Blek le Rat es uno de los primeros artistas que han hecho del arte urbano lo que es hoy. Su salto a las calles se produjo tras haber pasado por la escuela de Bellas Artes y la de Arquitectura, en París. A pesar de su formación academicista, su espíritu revolucionario lo impulsó a hacer de la ciudad su gran lienzo particular, antes de dar el salto a la acción internacional. Sus primeras obras estaban realizadas directamente sobre los muros de la capital francesa, lo que le valió una condena por atentado contra la propiedad. A partir de ese momento, comenzó a trabajar una nueva técnica, el stencil, con tal éxito que el arte callejero de finales del s. XX no podría entenderse sin esta figura.
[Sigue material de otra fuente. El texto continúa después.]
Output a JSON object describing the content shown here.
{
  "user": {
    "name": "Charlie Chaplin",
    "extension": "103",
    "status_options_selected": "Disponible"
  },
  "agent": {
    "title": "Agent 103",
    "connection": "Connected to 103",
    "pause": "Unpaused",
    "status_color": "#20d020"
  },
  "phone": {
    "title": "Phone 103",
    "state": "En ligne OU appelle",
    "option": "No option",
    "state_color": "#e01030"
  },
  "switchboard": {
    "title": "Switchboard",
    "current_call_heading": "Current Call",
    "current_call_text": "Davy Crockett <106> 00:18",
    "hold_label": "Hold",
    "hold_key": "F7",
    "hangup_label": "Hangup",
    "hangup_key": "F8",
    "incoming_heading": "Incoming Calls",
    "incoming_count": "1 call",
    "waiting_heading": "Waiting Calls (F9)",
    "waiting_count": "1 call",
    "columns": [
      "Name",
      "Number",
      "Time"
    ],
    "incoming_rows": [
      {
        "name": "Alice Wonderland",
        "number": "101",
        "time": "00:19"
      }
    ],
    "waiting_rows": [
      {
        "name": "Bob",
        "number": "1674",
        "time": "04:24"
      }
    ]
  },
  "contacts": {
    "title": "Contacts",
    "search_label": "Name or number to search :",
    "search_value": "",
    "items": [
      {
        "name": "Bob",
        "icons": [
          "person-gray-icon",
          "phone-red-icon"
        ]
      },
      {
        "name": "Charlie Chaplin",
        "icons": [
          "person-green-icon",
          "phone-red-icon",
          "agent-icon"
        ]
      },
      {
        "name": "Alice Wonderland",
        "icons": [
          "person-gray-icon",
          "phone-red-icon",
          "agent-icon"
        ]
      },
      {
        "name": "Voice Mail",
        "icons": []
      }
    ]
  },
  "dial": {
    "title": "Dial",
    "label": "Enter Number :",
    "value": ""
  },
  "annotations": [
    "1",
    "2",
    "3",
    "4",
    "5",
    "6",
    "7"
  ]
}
Sus obras encoladas, en vez de pintadas sobre las paredes, eran el vehículo idóneo para su discurso artístico, en donde el mensaje de denuncia política era una constante.

La iconografía política y social caracteriza el imaginario del artista francés Xavier Prou. Ratas y soldados son las imágenes emblemáticas asociadas a su obra. La rata, animal que llevó La Peste a la Edad Media simboliza la libertad, y Blek le Rat empezó a representarlas para anunciar al observador que el grafiti se extendería en todo el mundo, igual que la Peste en el medievo. Los personajes del padre del stencil buscan conmover, remover conciencias, la reacción frente al arte, la provocación.

Blek Le Rat

His Master is Voiceless red, 2008

Serigrafía

74 x 72cm

Blek Le Rat

Resist Against The Imposters, 2007

Serigrafía

65 x 54cm

SHEPARD FAIREY

Shepard Fairey es uno de los artistas más representativos de la escena underground americana, aunque él prefiere autodenominarse como populista y provocador. El estilo artístico de Farey es único, y es inevitable relacionar sus obras tanto por su estética como por su temática con los carteles propagandísticos usados durante la Rusia soviética. El mensaje activista y revolucionario de sus obras, en las que defiende el progreso y la justicia en la sociedad, junto a su singular iconografía, han convertido su obra en un canal de comunicación de enorme repercusión social a través de sus impresiones, pegatinas, murales y carteles.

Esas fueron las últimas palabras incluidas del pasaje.